Find the degrees of freedom. Count the number of known variables in the model; these are the variables that you can find immediately and do not plan to estimate with the model. Subtract the number of free parameters, the values which can vary in the model, from this value. The resulting number is the degrees of freedom.
Decide on the type I error for the power analysis. Choose an acceptable type I error, (also known as the alpha value) which represents the probability of making a conclusion in favor of your study’s hypothesis when in fact there is no truth to the conclusion. If you have no preference, choose the most common alpha value, 0.05.
Find the noncentrality parameter corresponding to your hypothesized SEM. While there are a number of complicated methods that can estimate the noncentrality parameter for your model, you will save time and stress by estimating it through graphing. Plot multiple noncentral chi-square distributions, varying the noncentrality parameter, in your preferred statistical software package until you find the distribution that appears to match your theorized distribution for the SEM. Use the noncentrality parameter for this distribution.
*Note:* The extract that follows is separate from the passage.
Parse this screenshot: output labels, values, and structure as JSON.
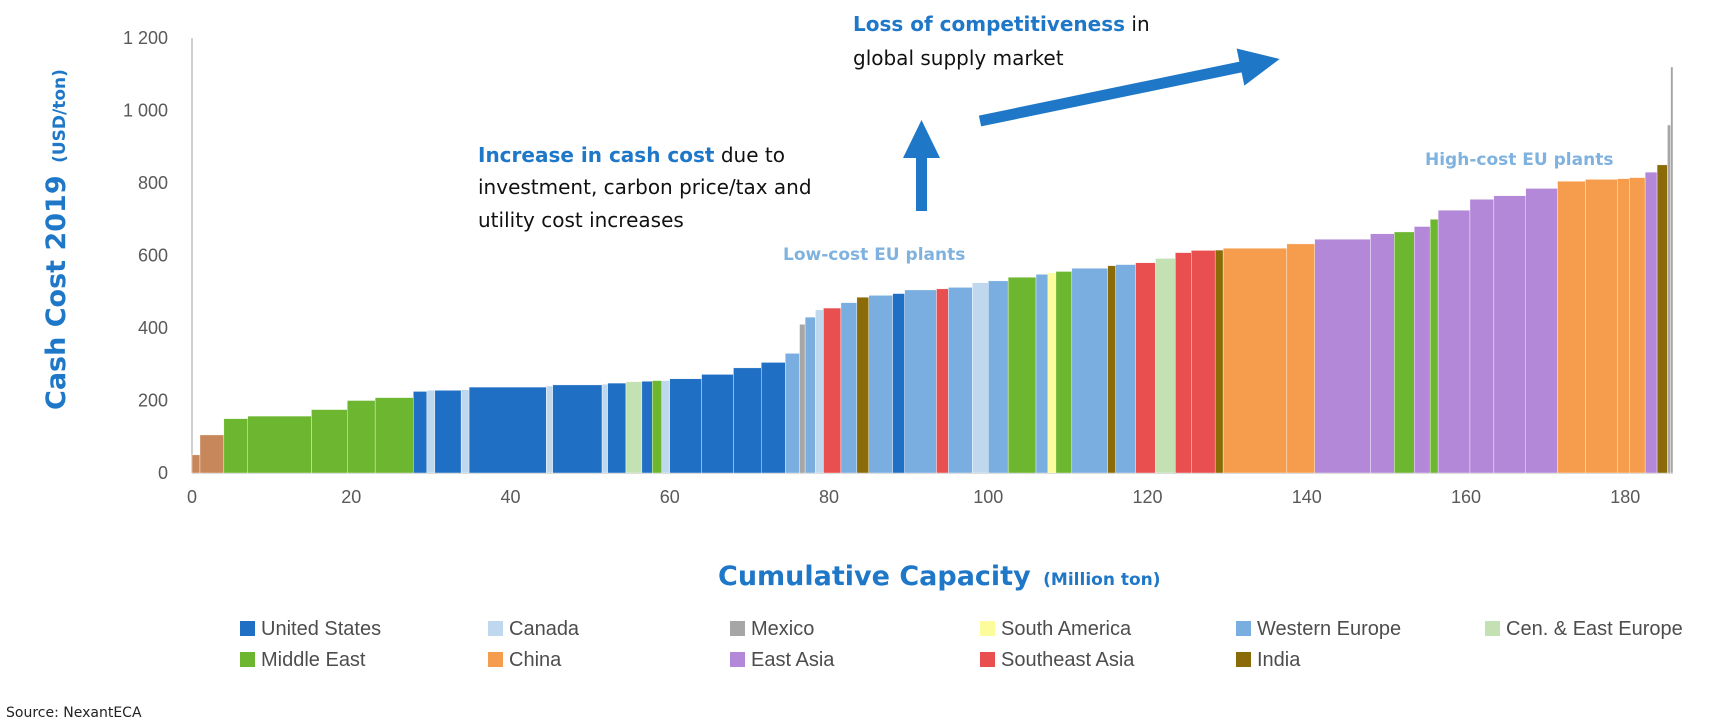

Find the quantile corresponding to the probability of getting a true negative as the result of your SEM analysis. Plot a chi-square distribution with the degrees of freedom corresponding to the one you calculated earlier. Find the value on the x-axis that acts as a cutoff point for a probability of 1 minus your alpha level. This value is your critical chi-square value. If you are using statistical software, some software packages have commands that can do this for you.
Calculate power SEM. Find the probability that an observation from a noncentral chi-square distribution with the noncentrality parameter that you found earlier and degrees of freedom calculated earlier is less than the critical chi-square value. This probability is exactly power SEM. Many software packages can do this for you.